When she was younger she was a ballet dancer just as I was and she learned to express herself through movement and appearance. The body became a medium and tool for her to express a message. After ballet turned out to not be her choice of career she was still very connected to the body as a vessel of expression; art became a form of therapy for her as a way of understanding herself more - self awareness. I have always said that much like psychology majors who often go into the field to try and diagnose themselves the same goes for artists. Like Marta I've always considered my work to be a form of therapy for me especially considering that it is inherently about me and my experiences. Whether it's going out and taking self portraits or getting dressed that morning or writing they are all a way to express what is essentially performing the self. 



So this idea of performing the self suddenly becomes very confusing but at the same time truthful i.e. the paradox. The other day I was discussing my self portrait series with a friend and mentioned that I was tired of seeing pretty pictures of myself and wanted to see the ugliness that I feel and thus the creation of my No More Pretty Pictures set. In response they asked if I am just putting on performances since I am self aware of this decision to express specific aspects of my personality. I couldn't disagree because I am making fully aware decisions to express this and not that. To show this side of something and not the other side. Working as a model and being a photographer self awareness is a vital quality to have so now the question comes to this: is it truly possible for the self - the way that you live your life every day - to be a performance? And if it is then is there a time when the performance begins and ends? If you document the self, write about the self and analyze the self then does the self become a qualified piece of performance art or is it just an overwhelmingly warped form of narcissism?  And also when does a performance turn from a conscious falsified or fantasized show into reality? Can it really be true that life is a performance and world is our stage and in that case isn't everyone a performance artist or must you be self aware for this to be true?
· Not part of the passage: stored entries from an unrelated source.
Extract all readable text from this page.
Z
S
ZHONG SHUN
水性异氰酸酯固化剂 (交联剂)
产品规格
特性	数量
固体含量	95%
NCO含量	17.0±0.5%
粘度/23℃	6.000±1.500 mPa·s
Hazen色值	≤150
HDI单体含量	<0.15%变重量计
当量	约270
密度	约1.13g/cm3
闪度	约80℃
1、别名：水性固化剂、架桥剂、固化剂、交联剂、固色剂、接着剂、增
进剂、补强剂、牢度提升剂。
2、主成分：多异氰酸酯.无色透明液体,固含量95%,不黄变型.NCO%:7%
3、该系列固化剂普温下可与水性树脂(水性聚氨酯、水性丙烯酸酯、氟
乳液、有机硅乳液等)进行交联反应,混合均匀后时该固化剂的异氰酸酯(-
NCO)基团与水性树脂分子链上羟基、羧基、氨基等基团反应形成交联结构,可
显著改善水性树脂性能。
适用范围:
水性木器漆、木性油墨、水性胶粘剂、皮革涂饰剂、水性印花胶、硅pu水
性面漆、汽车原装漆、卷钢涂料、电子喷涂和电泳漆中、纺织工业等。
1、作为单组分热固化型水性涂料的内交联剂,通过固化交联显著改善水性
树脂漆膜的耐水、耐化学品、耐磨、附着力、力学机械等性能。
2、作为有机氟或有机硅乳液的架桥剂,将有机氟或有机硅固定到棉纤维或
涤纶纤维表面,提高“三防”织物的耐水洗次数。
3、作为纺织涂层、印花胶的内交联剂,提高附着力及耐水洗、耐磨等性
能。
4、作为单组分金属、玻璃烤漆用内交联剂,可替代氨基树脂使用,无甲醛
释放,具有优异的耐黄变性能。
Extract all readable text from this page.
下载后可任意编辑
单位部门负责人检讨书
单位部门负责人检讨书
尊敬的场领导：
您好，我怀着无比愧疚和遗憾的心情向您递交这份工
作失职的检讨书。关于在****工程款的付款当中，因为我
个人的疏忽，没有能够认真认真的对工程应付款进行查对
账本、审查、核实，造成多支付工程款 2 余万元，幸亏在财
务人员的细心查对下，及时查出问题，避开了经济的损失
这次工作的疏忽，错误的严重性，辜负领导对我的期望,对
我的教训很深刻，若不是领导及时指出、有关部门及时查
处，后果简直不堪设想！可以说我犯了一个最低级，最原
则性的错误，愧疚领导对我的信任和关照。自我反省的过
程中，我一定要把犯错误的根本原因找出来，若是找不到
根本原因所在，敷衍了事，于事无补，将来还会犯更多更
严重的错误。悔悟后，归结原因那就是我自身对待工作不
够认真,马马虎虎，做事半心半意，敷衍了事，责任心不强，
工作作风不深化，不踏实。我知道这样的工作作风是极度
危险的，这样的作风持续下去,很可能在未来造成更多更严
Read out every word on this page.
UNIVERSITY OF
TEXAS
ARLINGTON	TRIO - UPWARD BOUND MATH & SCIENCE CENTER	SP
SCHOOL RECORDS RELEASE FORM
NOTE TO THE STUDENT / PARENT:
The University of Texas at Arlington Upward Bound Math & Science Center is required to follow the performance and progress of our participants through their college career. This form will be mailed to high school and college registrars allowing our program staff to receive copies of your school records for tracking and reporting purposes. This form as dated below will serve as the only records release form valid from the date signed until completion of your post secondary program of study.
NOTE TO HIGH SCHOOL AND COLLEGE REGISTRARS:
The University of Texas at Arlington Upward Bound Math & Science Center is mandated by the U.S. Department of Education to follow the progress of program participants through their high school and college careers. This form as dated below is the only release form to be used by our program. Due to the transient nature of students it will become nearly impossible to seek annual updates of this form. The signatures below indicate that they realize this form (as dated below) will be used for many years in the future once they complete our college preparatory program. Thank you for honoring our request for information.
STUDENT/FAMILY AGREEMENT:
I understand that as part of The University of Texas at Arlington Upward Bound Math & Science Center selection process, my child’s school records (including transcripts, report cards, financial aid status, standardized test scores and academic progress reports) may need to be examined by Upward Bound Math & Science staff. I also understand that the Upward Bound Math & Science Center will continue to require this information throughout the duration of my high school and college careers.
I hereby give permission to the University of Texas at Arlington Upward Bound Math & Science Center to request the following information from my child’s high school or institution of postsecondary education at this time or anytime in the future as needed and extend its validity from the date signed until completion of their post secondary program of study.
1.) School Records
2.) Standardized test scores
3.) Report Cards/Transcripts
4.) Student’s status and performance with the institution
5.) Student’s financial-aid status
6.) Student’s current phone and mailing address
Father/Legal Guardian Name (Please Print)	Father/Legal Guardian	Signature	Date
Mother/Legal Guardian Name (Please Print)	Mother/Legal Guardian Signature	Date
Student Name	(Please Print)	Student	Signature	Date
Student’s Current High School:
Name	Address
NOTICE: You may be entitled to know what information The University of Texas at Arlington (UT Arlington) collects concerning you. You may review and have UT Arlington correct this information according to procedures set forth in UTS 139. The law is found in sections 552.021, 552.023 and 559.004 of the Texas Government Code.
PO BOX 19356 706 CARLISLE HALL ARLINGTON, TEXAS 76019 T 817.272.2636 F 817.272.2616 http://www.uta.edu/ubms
These are fine lines that can fluctuate depending on who is looking at the project and the answer is that both ways of looking at it are right. A urinal can be a urinal or it can be a sculpture if put in the right context as Duchamp proved over 100 years ago. The self can be a piece of art and the self can create a piece of art, it just depends on which one you want to be and it can be both as well as Cindy Sherman proved. This topic always takes me back to the philosophy of the Art Nouveau movement that everything in your life including yourself can be a work of art. It also reminds me of Andy Warhol's famous statement "Art is whatever you want it to be" yet not everything is art. Oh the enigma of the fine art world, what a troubled career path I have chosen..... 
What are your thoughts on the subject of performing the self?